It is not necessary to maintain a constant chase of returning favours and doing them. It is possible that you do not need help from someone for years and that they don’t either. It is just important to maintain contact so that whenever the need arises you aren’t stuck in muddy waters.

Rule number 4: “Project an image that is right for your target audience. Remember that it is your personal brand. You are projecting a picture of yourself and personifying it.”
Control the manner in which you project yourself. Ensure that you highlight those attributes, achievements and interests which will attract the other the most.

Rule number 5: “You do not need to spend extra time to network.
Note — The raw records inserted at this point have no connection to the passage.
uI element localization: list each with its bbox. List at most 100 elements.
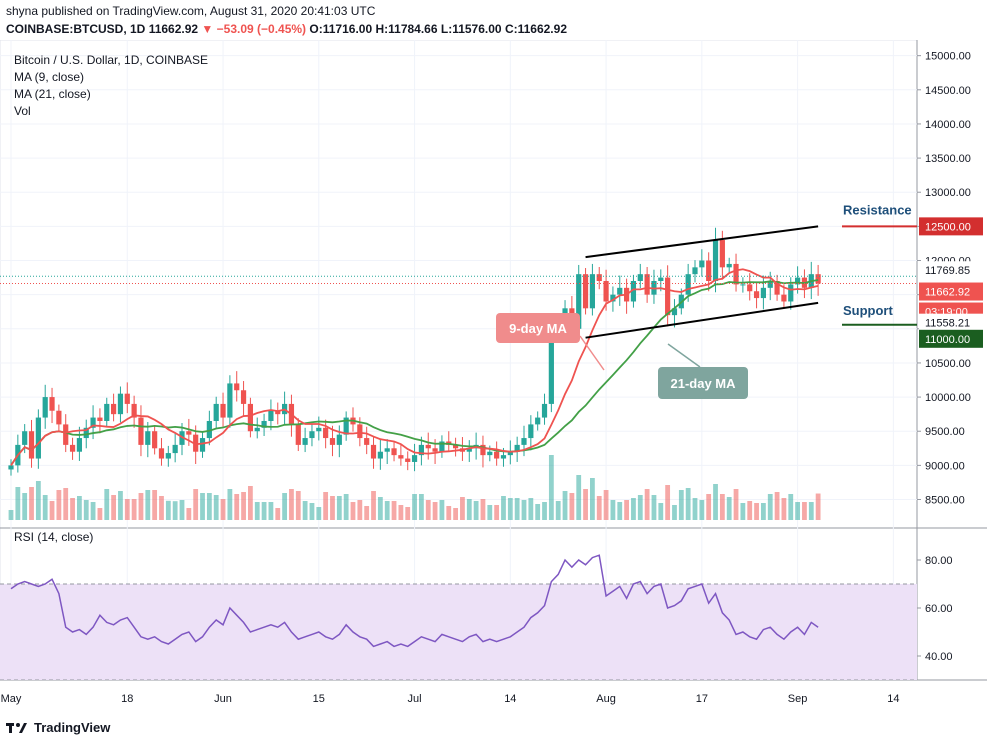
candle-body bbox=[111, 403, 117, 415]
ma9-callout-box bbox=[496, 313, 580, 343]
volume-bar bbox=[42, 495, 48, 520]
volume-bar bbox=[289, 489, 294, 520]
candle-body bbox=[405, 458, 411, 462]
candle-body bbox=[384, 448, 390, 452]
volume-bar bbox=[425, 500, 431, 520]
volume-bar bbox=[97, 508, 103, 520]
candle-body bbox=[261, 420, 267, 428]
candle-body bbox=[480, 444, 486, 456]
candle-body bbox=[514, 444, 520, 452]
candle-body bbox=[582, 274, 589, 309]
volume-bar bbox=[261, 502, 267, 520]
candle-body bbox=[220, 403, 226, 418]
price-badge-support bbox=[919, 329, 983, 348]
volume-bar bbox=[165, 500, 171, 520]
candle-body bbox=[42, 397, 48, 418]
volume-bar bbox=[808, 502, 814, 520]
volume-bar bbox=[706, 494, 712, 520]
volume-bar bbox=[138, 493, 144, 520]
price-badge-low bbox=[919, 313, 983, 332]
volume-bar bbox=[672, 505, 677, 520]
candle-body bbox=[610, 294, 616, 302]
candle-body bbox=[733, 263, 739, 285]
price-badge-label-resistance: 12500.00 bbox=[925, 221, 971, 233]
time-tick-label: 17 bbox=[696, 693, 708, 705]
price-tick-label: 9000.00 bbox=[925, 460, 965, 472]
volume-bar bbox=[501, 496, 506, 520]
candle-body bbox=[227, 383, 233, 418]
volume-bar bbox=[371, 491, 376, 520]
volume-bar bbox=[241, 492, 246, 520]
volume-bar bbox=[487, 505, 493, 520]
open-value: O:11716.00 bbox=[309, 22, 373, 36]
volume-bar bbox=[815, 493, 821, 520]
candle-body bbox=[528, 424, 534, 439]
candle-body bbox=[63, 424, 69, 445]
candle-body bbox=[83, 427, 89, 439]
volume-bar bbox=[77, 496, 82, 520]
volume-bar bbox=[665, 485, 671, 520]
legend-vol: Vol bbox=[14, 104, 31, 118]
volume-bar bbox=[432, 502, 438, 520]
candle-body bbox=[753, 291, 760, 299]
candle-body bbox=[418, 444, 424, 456]
volume-bar bbox=[104, 489, 110, 520]
candle-body bbox=[692, 267, 698, 275]
volume-bar bbox=[453, 508, 458, 520]
candle-body bbox=[336, 434, 342, 445]
volume-bar bbox=[145, 490, 151, 520]
volume-bar bbox=[350, 502, 356, 520]
candle-body bbox=[254, 427, 260, 432]
candle-body bbox=[535, 417, 541, 425]
price-tick-label: 13500.00 bbox=[925, 153, 971, 165]
volume-bar bbox=[152, 490, 158, 520]
price-tick-label: 13000.00 bbox=[925, 187, 971, 199]
candle-body bbox=[76, 438, 82, 452]
volume-bar bbox=[542, 502, 547, 520]
chart-header: shyna published on TradingView.com, Augu… bbox=[0, 0, 987, 44]
volume-bar bbox=[384, 501, 390, 520]
candle-body bbox=[247, 403, 253, 432]
resistance-label: Resistance bbox=[843, 202, 912, 217]
volume-bar bbox=[391, 501, 397, 520]
time-tick-label: 14 bbox=[504, 693, 516, 705]
candle-body bbox=[56, 410, 62, 425]
candle-body bbox=[726, 263, 732, 268]
price-chart[interactable]: 15000.00 14500.00 14000.00 13500.00 13000.00… bbox=[0, 40, 987, 720]
volume-bar bbox=[268, 502, 274, 520]
candle-body bbox=[712, 240, 719, 281]
volume-bar bbox=[596, 496, 602, 520]
time-tick-label: Aug bbox=[596, 693, 616, 705]
volume-bar bbox=[631, 498, 636, 520]
volume-bar bbox=[521, 500, 527, 520]
candle-body bbox=[411, 455, 418, 462]
footer-branding[interactable]: TradingView bbox=[6, 720, 110, 735]
volume-bar bbox=[678, 490, 684, 520]
volume-bar bbox=[220, 499, 226, 520]
volume-bar bbox=[323, 492, 329, 520]
ma9-callout-text: 9-day MA bbox=[509, 321, 567, 336]
candle-body bbox=[49, 397, 55, 411]
candle-body bbox=[234, 383, 240, 391]
volume-bar bbox=[248, 486, 253, 520]
volume-bar bbox=[377, 497, 383, 520]
candle-body bbox=[719, 240, 725, 268]
time-tick-label: Jun bbox=[214, 693, 232, 705]
volume-bar bbox=[302, 501, 308, 520]
candle-body bbox=[747, 284, 753, 292]
volume-bar bbox=[343, 494, 349, 520]
volume-bar bbox=[295, 491, 301, 520]
candle-body bbox=[788, 284, 794, 302]
candle-body bbox=[699, 260, 705, 268]
volume-bar bbox=[131, 499, 137, 520]
candle-body bbox=[644, 274, 650, 295]
candle-body bbox=[596, 274, 602, 281]
volume-bar bbox=[412, 494, 417, 520]
time-tick-label: Jul bbox=[408, 693, 422, 705]
price-badge-high bbox=[919, 261, 983, 280]
candle-body bbox=[589, 274, 595, 309]
candle-body bbox=[343, 417, 349, 435]
volume-bar bbox=[446, 506, 452, 520]
candle-body bbox=[665, 277, 671, 316]
volume-bar bbox=[480, 499, 486, 520]
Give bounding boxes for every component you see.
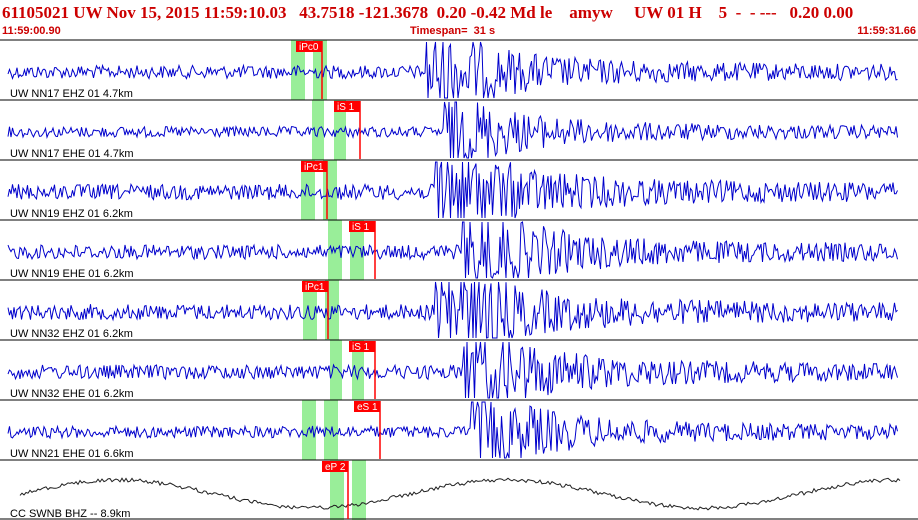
seismogram-header: 61105021 UW Nov 15, 2015 11:59:10.03 43.…: [0, 0, 918, 40]
phase-pick-label: iS 1: [337, 102, 355, 113]
phase-pick-group[interactable]: iPc0 iS 1 iPc1 iS 1 iPc1 iS 1 eS 1 eP 2: [296, 41, 381, 519]
trace-station-label: UW NN19 EHZ 01 6.2km: [10, 208, 133, 220]
waveform-trace: [19, 477, 901, 511]
trace-station-label: UW NN19 EHE 01 6.2km: [10, 268, 133, 280]
phase-pick-label: iS 1: [352, 222, 370, 233]
phase-pick-tag[interactable]: [349, 221, 375, 232]
waveform-trace: [7, 221, 898, 279]
phase-pick-tag[interactable]: [334, 101, 360, 112]
phase-pick-tag[interactable]: [296, 41, 322, 52]
event-summary-title: 61105021 UW Nov 15, 2015 11:59:10.03 43.…: [2, 3, 854, 22]
phase-pick-label: eP 2: [325, 462, 346, 473]
phase-pick-tag[interactable]: [322, 461, 348, 472]
trace-group: [0, 39, 918, 520]
pick-window: [291, 40, 305, 100]
timespan-label: Timespan= 31 s: [410, 25, 496, 37]
waveform-trace: [7, 401, 898, 459]
pick-window: [350, 220, 364, 280]
phase-pick-label: iPc0: [299, 42, 319, 53]
phase-pick-label: iPc1: [305, 282, 325, 293]
pick-window: [303, 280, 317, 340]
trace-station-label: UW NN32 EHE 01 6.2km: [10, 388, 133, 400]
pick-window: [334, 100, 346, 160]
phase-pick-tag[interactable]: [302, 281, 328, 292]
phase-pick-tag[interactable]: [349, 341, 375, 352]
pick-window: [330, 340, 342, 400]
phase-pick-label: iS 1: [352, 342, 370, 353]
pick-window: [330, 460, 344, 520]
pick-window: [313, 40, 327, 100]
trace-station-label: CC SWNB BHZ -- 8.9km: [10, 508, 130, 520]
waveform-trace: [7, 281, 898, 339]
pick-window: [352, 340, 364, 400]
end-time-label: 11:59:31.66: [857, 25, 916, 37]
trace-station-label: UW NN17 EHE 01 4.7km: [10, 148, 133, 160]
phase-pick-label: iPc1: [304, 162, 324, 173]
waveform-trace: [7, 41, 898, 99]
phase-pick-tag[interactable]: [301, 161, 327, 172]
trace-station-label: UW NN17 EHZ 01 4.7km: [10, 88, 133, 100]
pick-window: [328, 220, 342, 280]
phase-pick-label: eS 1: [357, 402, 378, 413]
waveform-trace: [7, 161, 898, 219]
waveform-trace: [7, 341, 898, 399]
phase-pick-tag[interactable]: [354, 401, 380, 412]
pick-window: [352, 460, 366, 520]
start-time-label: 11:59:00.90: [2, 25, 61, 37]
pick-window-highlights: [291, 40, 366, 520]
pick-window: [301, 160, 315, 220]
trace-label-group: UW NN17 EHZ 01 4.7km UW NN17 EHE 01 4.7km…: [10, 88, 133, 520]
trace-station-label: UW NN32 EHZ 01 6.2km: [10, 328, 133, 340]
pick-window: [302, 400, 316, 460]
waveform-trace: [7, 101, 898, 159]
trace-station-label: UW NN21 EHE 01 6.6km: [10, 448, 133, 460]
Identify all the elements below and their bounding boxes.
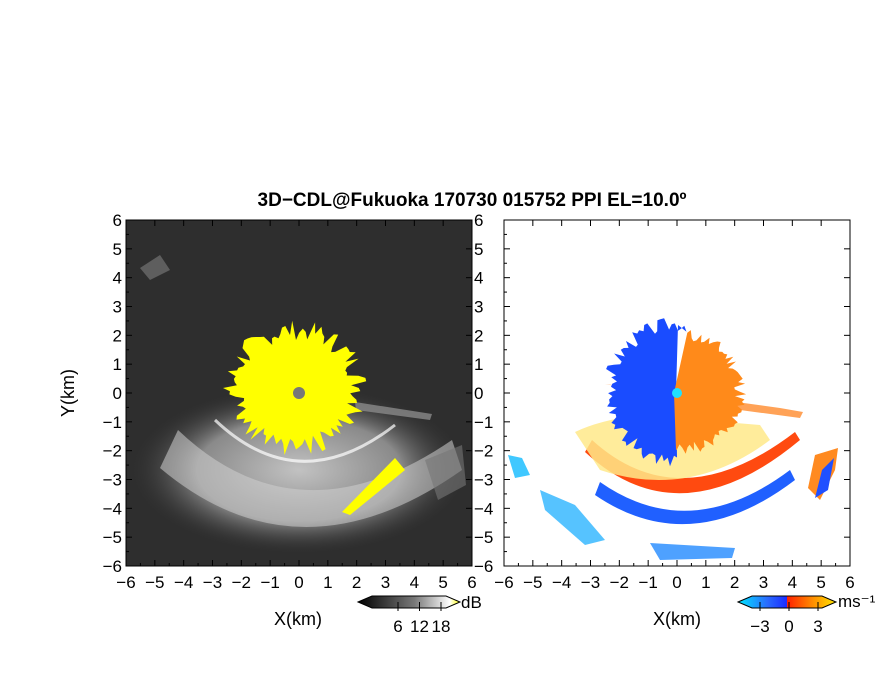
snr-x-tick-label: 6: [467, 573, 476, 592]
velocity-receding-region: [674, 330, 747, 454]
velocity-colorbar-unit: ms⁻¹: [838, 592, 876, 611]
snr-x-tick-label: 3: [381, 573, 390, 592]
snr-field: [129, 255, 469, 555]
snr-axes: −6 −5 −4 −3 −2 −1 0 1 2 3 4 5 66 65 54 43 32 21 10 0−1 −1−2−…: [103, 211, 494, 592]
snr-y-axis-label: Y(km): [58, 369, 78, 417]
velocity-x-tick-label: 2: [730, 573, 739, 592]
figure-title: 3D−CDL@Fukuoka 170730 015752 PPI EL=10.0…: [258, 190, 687, 211]
velocity-bottom-patch: [650, 543, 735, 560]
velocity-x-tick-label: 5: [816, 573, 825, 592]
snr-colorbar-ticks: 6 12 18: [393, 602, 450, 636]
snr-frame: [125, 219, 473, 567]
snr-colorbar-tick-label: 18: [432, 617, 451, 636]
velocity-colorbar-tick-label: −3: [750, 617, 769, 636]
snr-y-tick-label-right: 4: [474, 269, 483, 288]
velocity-field: [508, 318, 838, 560]
radar-site-marker: [293, 387, 305, 399]
velocity-x-axis-label: X(km): [653, 609, 701, 629]
snr-y-tick-label-right: −3: [474, 471, 493, 490]
velocity-colorbar-bar: [736, 595, 838, 609]
velocity-x-tick-label: 6: [845, 573, 854, 592]
snr-y-tick-label-right: −4: [474, 499, 493, 518]
snr-panel: −6 −5 −4 −3 −2 −1 0 1 2 3 4 5 66 65 54 43 32 21 10 0−1 −1−2−…: [58, 211, 493, 636]
snr-y-tick-label-right: −2: [474, 442, 493, 461]
snr-y-tick-label-right: 3: [474, 298, 483, 317]
snr-saturated-core: [223, 320, 367, 455]
snr-arc-outer: [160, 430, 462, 528]
snr-x-tick-label: −5: [145, 573, 164, 592]
velocity-colorbar-ticks: −3 0 3: [750, 602, 823, 636]
snr-x-tick-label: 0: [294, 573, 303, 592]
snr-y-tick-label: 2: [113, 326, 122, 345]
snr-x-tick-label: −4: [174, 573, 193, 592]
velocity-colorbar: ms⁻¹ −3 0 3: [736, 592, 876, 636]
snr-streak: [355, 402, 432, 420]
snr-y-tick-label: −6: [103, 557, 122, 576]
snr-colorbar-tick-label: 12: [410, 617, 429, 636]
velocity-axes: −6 −5 −4 −3 −2 −1 0 1 2 3 4 5 6: [494, 219, 855, 592]
snr-y-tick-label: 4: [113, 269, 122, 288]
velocity-x-tick-label: 3: [759, 573, 768, 592]
snr-y-tick-label-right: −5: [474, 528, 493, 547]
snr-y-tick-label: −3: [103, 471, 122, 490]
velocity-arc-blue: [595, 470, 795, 525]
snr-y-tick-label-right: −6: [474, 557, 493, 576]
snr-x-tick-label: −6: [116, 573, 135, 592]
velocity-x-tick-label: −4: [552, 573, 571, 592]
snr-saturated-patch: [342, 458, 405, 515]
velocity-colorbar-tick-label: 0: [784, 617, 793, 636]
velocity-x-tick-label: −2: [610, 573, 629, 592]
snr-x-axis-label: X(km): [274, 609, 322, 629]
snr-arc-inner: [213, 418, 396, 463]
snr-y-tick-label-right: −1: [474, 413, 493, 432]
velocity-x-tick-label: 1: [701, 573, 710, 592]
snr-y-tick-label: −1: [103, 413, 122, 432]
snr-y-tick-label-right: 5: [474, 240, 483, 259]
snr-y-tick-label: 3: [113, 298, 122, 317]
snr-y-tick-label-right: 1: [474, 355, 483, 374]
snr-arc-band: [129, 385, 469, 555]
snr-x-tick-label: −2: [232, 573, 251, 592]
snr-x-tick-label: −1: [260, 573, 279, 592]
velocity-colorbar-tick-label: 3: [813, 617, 822, 636]
snr-y-tick-label: 0: [113, 384, 122, 403]
velocity-approaching-region: [606, 318, 687, 467]
snr-y-tick-label: −5: [103, 528, 122, 547]
snr-colorbar-tick-label: 6: [393, 617, 402, 636]
velocity-panel: −6 −5 −4 −3 −2 −1 0 1 2 3 4 5 6 X(km) ms⁻¹ −3 0 3: [494, 219, 876, 636]
snr-colorbar: dB 6 12 18: [356, 593, 482, 636]
snr-right-block: [425, 445, 466, 500]
snr-x-tick-label: 1: [323, 573, 332, 592]
velocity-site-marker: [672, 388, 682, 398]
velocity-left-patch: [508, 455, 530, 478]
snr-y-tick-label-right: 0: [474, 384, 483, 403]
snr-x-tick-label: 2: [352, 573, 361, 592]
velocity-x-tick-label: −6: [494, 573, 513, 592]
velocity-x-tick-label: −5: [523, 573, 542, 592]
velocity-lower-cyan: [540, 490, 605, 545]
snr-y-tick-label: 6: [113, 211, 122, 230]
snr-x-tick-label: −3: [203, 573, 222, 592]
snr-x-tick-label: 4: [410, 573, 419, 592]
snr-y-tick-label-right: 2: [474, 326, 483, 345]
snr-y-tick-label: −2: [103, 442, 122, 461]
velocity-x-tick-label: −1: [638, 573, 657, 592]
velocity-x-tick-label: −3: [581, 573, 600, 592]
velocity-x-tick-label: 4: [788, 573, 797, 592]
snr-colorbar-bar: [356, 595, 462, 609]
snr-y-tick-label: −4: [103, 499, 122, 518]
velocity-x-tick-label: 0: [672, 573, 681, 592]
snr-y-tick-label: 1: [113, 355, 122, 374]
snr-y-tick-label: 5: [113, 240, 122, 259]
velocity-right-patch-blue: [815, 458, 834, 498]
snr-streak-upper: [140, 255, 170, 280]
snr-y-tick-label-right: 6: [474, 211, 483, 230]
snr-x-tick-label: 5: [438, 573, 447, 592]
snr-colorbar-unit: dB: [461, 593, 482, 612]
velocity-frame: [503, 219, 851, 567]
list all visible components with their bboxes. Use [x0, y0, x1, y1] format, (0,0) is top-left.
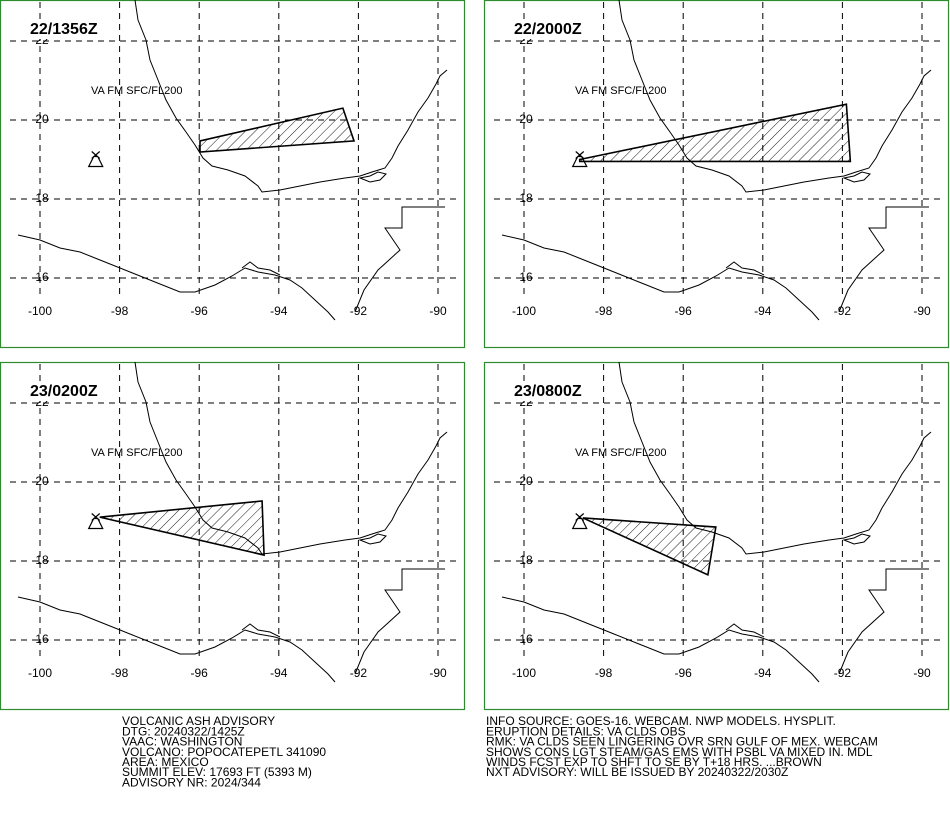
advisory-right: INFO SOURCE: GOES-16. WEBCAM. NWP MODELS…	[486, 714, 878, 779]
lon-label: -94	[754, 666, 772, 680]
lon-label: -90	[913, 666, 931, 680]
lon-label: -98	[111, 304, 129, 318]
title-bg	[28, 19, 108, 39]
advisory-line: ADVISORY NR: 2024/344	[122, 775, 261, 789]
panel-time: 23/0200Z	[30, 383, 98, 400]
lat-label: 16	[35, 632, 49, 646]
lon-label: -92	[834, 666, 852, 680]
level-label: VA FM SFC/FL200	[575, 85, 667, 97]
lat-label: 16	[35, 270, 49, 284]
ash-cloud	[582, 517, 717, 576]
volcano-symbol	[571, 513, 588, 530]
lon-label: -92	[350, 304, 368, 318]
advisory-line: INFO SOURCE: GOES-16. WEBCAM. NWP MODELS…	[486, 714, 836, 728]
lon-label: -90	[429, 304, 447, 318]
title-bg	[512, 381, 592, 401]
panel-time: 23/0800Z	[514, 383, 582, 400]
panel-time: 22/2000Z	[514, 21, 582, 38]
lon-label: -100	[28, 304, 52, 318]
lon-label: -92	[350, 666, 368, 680]
lat-label: 16	[519, 632, 533, 646]
lon-label: -96	[675, 304, 693, 318]
lat-label: 20	[35, 112, 49, 126]
advisory-line: VOLCANIC ASH ADVISORY	[122, 714, 275, 728]
level-label: VA FM SFC/FL200	[575, 447, 667, 459]
advisory-line: NXT ADVISORY: WILL BE ISSUED BY 20240322…	[486, 765, 788, 779]
lat-label: 20	[35, 474, 49, 488]
lon-label: -98	[595, 666, 613, 680]
lon-label: -98	[595, 304, 613, 318]
volcano-symbol	[87, 513, 104, 530]
lon-label: -92	[834, 304, 852, 318]
lon-label: -90	[913, 304, 931, 318]
panel-frame	[483, 0, 950, 349]
lon-label: -100	[28, 666, 52, 680]
lat-label: 18	[519, 553, 533, 567]
panel-frame	[0, 0, 466, 349]
panel-time: 22/1356Z	[30, 21, 98, 38]
advisory-line: RMK: VA CLDS SEEN LINGERING OVR SRN GULF…	[486, 735, 878, 749]
advisory-line: ERUPTION DETAILS: VA CLDS OBS	[486, 724, 686, 738]
advisory-line: SUMMIT ELEV: 17693 FT (5393 M)	[122, 765, 312, 779]
ash-cloud	[99, 500, 265, 557]
lon-label: -94	[270, 304, 288, 318]
lat-label: 20	[519, 112, 533, 126]
lon-label: -94	[270, 666, 288, 680]
advisory-line: WINDS FCST EXP TO SHFT TO SE BY T+18 HRS…	[486, 755, 822, 769]
ash-cloud	[199, 107, 356, 153]
advisory-line: VOLCANO: POPOCATEPETL 341090	[122, 745, 326, 759]
lat-label: 18	[519, 191, 533, 205]
title-bg	[28, 381, 108, 401]
lat-label: 18	[35, 553, 49, 567]
lon-label: -96	[191, 666, 209, 680]
lat-label: 18	[35, 191, 49, 205]
advisory-line: SHOWS CONS LGT STEAM/GAS EMS WITH PSBL V…	[486, 745, 873, 759]
lon-label: -94	[754, 304, 772, 318]
volcano-symbol	[87, 151, 104, 168]
lon-label: -100	[512, 666, 536, 680]
lon-label: -96	[191, 304, 209, 318]
advisory-line: AREA: MEXICO	[122, 755, 209, 769]
advisory-line: DTG: 20240322/1425Z	[122, 724, 245, 738]
lon-label: -96	[675, 666, 693, 680]
lat-label: 16	[519, 270, 533, 284]
level-label: VA FM SFC/FL200	[91, 85, 183, 97]
level-label: VA FM SFC/FL200	[91, 447, 183, 459]
title-bg	[512, 19, 592, 39]
volcano-symbol	[571, 151, 588, 168]
lon-label: -90	[429, 666, 447, 680]
lon-label: -98	[111, 666, 129, 680]
panel-frame	[483, 361, 950, 711]
advisory-line: VAAC: WASHINGTON	[122, 735, 242, 749]
ash-cloud	[578, 103, 852, 163]
lat-label: 20	[519, 474, 533, 488]
lon-label: -100	[512, 304, 536, 318]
You are networking every hour.”
Every individual you talk to can be a contact. Be it the grocer, janitor, professor, neighbour, etc. You don’t need to especially allot time and space to build a network. It grows every time you speak to anyone if you choose to let it.

Rule number 6: “Building relationships with people much before you require them is networking. You may or may not benefit from the relationship immediately, but still, you wish to share and help with your knowledge.”
Networking requires you to nurture a relationship. It isn’t an abrupt request fulfilling machine. You build relationships over a period of time and foster them to have a healthy give and take bond. Getting something beyond the books, or asking for a request right in the start is not considered networking.

Rule number 7: “Ask yourself this question, ‘can we derive mutual values and benefits, and can I be of some help to this guy?’ The second question you must ask is, ‘do I feel positive and energetic to meet this person and is it worthwhile maintaining a relationship with him?’”
Maintain fruitful relationships and give them more importance. It is not necessary that everyone you make an effort to connect with will reciprocate the favour. It is important that you do the same and prioritize.

Rule number 8: “The first [step] is to a warm-up conversation, the second is to continue the conversation and maintain the relationship and the third is to help the person or seek his help.”
Hence, the art of networking is a process which entails careful carrying out of steps. It is not very hard but it’s important to follow the basic structure acceptable by people so that you can reach out to people in a better way.